Quand j'étais ado, il y avait quelque chose qui me surprenait souvent dans les séries étasuniennes, c'est que s'il y avait une scène de sexe, pour une raison incompréhensible, la nana gardait son soutif. J'ai par la suite appris que la télé étasunienne n'appréciait pas les tétons féminins...
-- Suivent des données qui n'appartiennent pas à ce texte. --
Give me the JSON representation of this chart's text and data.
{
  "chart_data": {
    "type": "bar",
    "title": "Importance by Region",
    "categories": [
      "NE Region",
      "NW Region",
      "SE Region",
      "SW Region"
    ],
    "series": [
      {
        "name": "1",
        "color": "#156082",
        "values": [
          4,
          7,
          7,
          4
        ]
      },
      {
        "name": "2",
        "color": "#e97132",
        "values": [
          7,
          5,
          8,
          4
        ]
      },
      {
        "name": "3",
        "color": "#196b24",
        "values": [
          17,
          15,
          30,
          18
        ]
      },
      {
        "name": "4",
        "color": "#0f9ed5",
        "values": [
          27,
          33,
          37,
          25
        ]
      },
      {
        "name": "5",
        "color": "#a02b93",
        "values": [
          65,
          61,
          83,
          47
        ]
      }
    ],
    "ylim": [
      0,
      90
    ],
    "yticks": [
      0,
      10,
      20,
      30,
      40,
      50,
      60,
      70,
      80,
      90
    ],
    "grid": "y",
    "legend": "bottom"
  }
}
Plus tard, c'est sur les réseaux sociaux que j'ai à nouveau entendu parler du sacrilège visuel que représentent les tétons féminins. Des oeuvres d'art se retrouvent censurées sur Facebook. Twitter s'offusque de la moindre dame topless et ne parlons même pas de YouTube qui démonétise à tour de bras pour le moindre bout de sein qui dépasse :

Je ne vais pas m'attarder sur le fond du problème, même si j'ai un petit peu de mal à comprendre ce qu'il y a de si choquant avec le téton féminin qui n'existe pas avec le téton masculin. Plutôt, j'aimerais aller du côté de l'art parce que si vous voulez mater des seins, il y a encore mieux que HBO, il y a l'histoire des arts.

La moindre promenade dans un musée devrait suffire à vous rendre compte à quel point ils sont omniprésents dans les beaux-arts.

Je vous propose donc un petit retour sur quelques-uns des seins les plus fameux de l'histoire des arts, afin qu'on voit comment les artistes choisissent de les représenter.

La vénus de Willendorf

Pour commencer par le commencement, ça me semblait plutôt logique de choisir la plus vieille représentation de femmes de l'histoire des arts, la Vénus de Willendorf.

Il y a de quoi être envoûté par les courbes de cette dame. Cette statuette est vieille de 25 millénaires, mais ce n'est qu'en 1908 qu'elle a été découverte dans le village de Willendorf, en Autriche.

Ses atouts voluptueux, et notamment ses seins monumentaux, font d'elle un sex-symbol tel, qu'on décide de la baptiser Vénus du nom de la déesse de l'amour qu'elle ne représente certainement pas en fait.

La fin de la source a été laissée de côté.